Titled “Cryptoassets: Ownership and attitudes in the UK”, the report was conducted with the objectives of “[gathering] gather more information about the cryptoassets market in the UK, to understand the behaviours and motivations among consumers purchasing cryptoassets and to identify areas of potential harm.”
The agency conducting the survey, Kantar TNS, questioned over 2,100 individuals from Britain and Northern Ireland face-to-face.
The most notable finding is that nearly three quarters of individuals surveyed were unaware of what cryptocurrencies are.
This is despite the fact that the crypto market and Bitcoin have grown in public exposure in recent times, especially since the boom of 2017 and the increasing coverage of the space by mainstream media outlets like Forbes, Bloomberg and CNBC.
Another interesting result is the fact that only 7% of respondents would consider investing in digital assets in the future. That said, 8% of those who have invested in it have conducted “deep research,” while 50% did general research on the internet before buying crypto.
One bit of information that could be seen as a positive view on cryptocurrencies is that 40% of those who have invested in crypto would hold it for 3 years or longer, though half of this group is already selling it.
Those who were aware of cryptocurrencies were mostly men aged between 20 to 44, which is a trend in keeping with other such surveys that have been conducted (though women appear to be better at predictions.) Furthermore, it is also those who live in the more urban areas that know of cryptocurrencies.

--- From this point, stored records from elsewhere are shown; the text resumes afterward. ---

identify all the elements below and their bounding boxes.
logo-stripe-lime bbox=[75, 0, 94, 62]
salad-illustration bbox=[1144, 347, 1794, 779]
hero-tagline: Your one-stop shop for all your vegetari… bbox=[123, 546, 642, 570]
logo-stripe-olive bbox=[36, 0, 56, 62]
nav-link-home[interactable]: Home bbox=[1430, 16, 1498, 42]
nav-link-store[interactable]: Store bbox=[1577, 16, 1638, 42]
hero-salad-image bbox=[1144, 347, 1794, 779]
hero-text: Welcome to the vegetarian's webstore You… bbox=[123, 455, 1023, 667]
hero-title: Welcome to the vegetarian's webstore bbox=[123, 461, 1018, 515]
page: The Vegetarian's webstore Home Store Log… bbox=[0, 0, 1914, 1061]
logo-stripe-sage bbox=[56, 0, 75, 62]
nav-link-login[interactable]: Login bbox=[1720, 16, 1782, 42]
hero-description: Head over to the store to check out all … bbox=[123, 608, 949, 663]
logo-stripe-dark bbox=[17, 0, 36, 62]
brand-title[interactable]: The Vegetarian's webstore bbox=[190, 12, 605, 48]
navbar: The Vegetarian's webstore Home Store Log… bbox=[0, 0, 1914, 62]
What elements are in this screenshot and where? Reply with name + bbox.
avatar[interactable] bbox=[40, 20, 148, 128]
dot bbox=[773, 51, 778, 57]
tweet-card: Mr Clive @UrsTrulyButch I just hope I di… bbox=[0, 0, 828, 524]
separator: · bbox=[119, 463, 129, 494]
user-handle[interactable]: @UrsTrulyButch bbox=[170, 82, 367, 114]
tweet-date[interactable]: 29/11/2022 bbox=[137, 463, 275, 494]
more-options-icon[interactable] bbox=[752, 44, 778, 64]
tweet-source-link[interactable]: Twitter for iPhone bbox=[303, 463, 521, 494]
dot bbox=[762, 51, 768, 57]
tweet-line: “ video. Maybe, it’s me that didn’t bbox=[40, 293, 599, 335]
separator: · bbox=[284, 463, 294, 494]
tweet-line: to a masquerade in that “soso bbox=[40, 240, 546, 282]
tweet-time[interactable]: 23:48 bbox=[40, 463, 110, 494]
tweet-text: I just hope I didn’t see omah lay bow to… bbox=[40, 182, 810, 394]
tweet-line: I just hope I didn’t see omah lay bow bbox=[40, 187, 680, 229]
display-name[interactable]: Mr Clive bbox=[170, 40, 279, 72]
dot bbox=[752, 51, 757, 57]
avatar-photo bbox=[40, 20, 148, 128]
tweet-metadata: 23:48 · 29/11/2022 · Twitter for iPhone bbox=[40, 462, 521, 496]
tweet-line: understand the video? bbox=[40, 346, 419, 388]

Bitcoin (BTC) remains by far the most well-known and most-bought cryptocurrency, with over half of those who have invested in crypto purchasing it. Other major coins like Ethereum (ETH), Litecoin (LTC), Bitcoin Cash (BCH) are still some distance behind.
Furthermore, not many respondents regret buying cryptocurrencies and it was a risk that they were willing to take.
However, those who haven’t invested don’t do so because they believe that the market is too risky. A possible inference from this is that individuals seem to be divided into two halves — one strongly believing in digital assets and another that does not.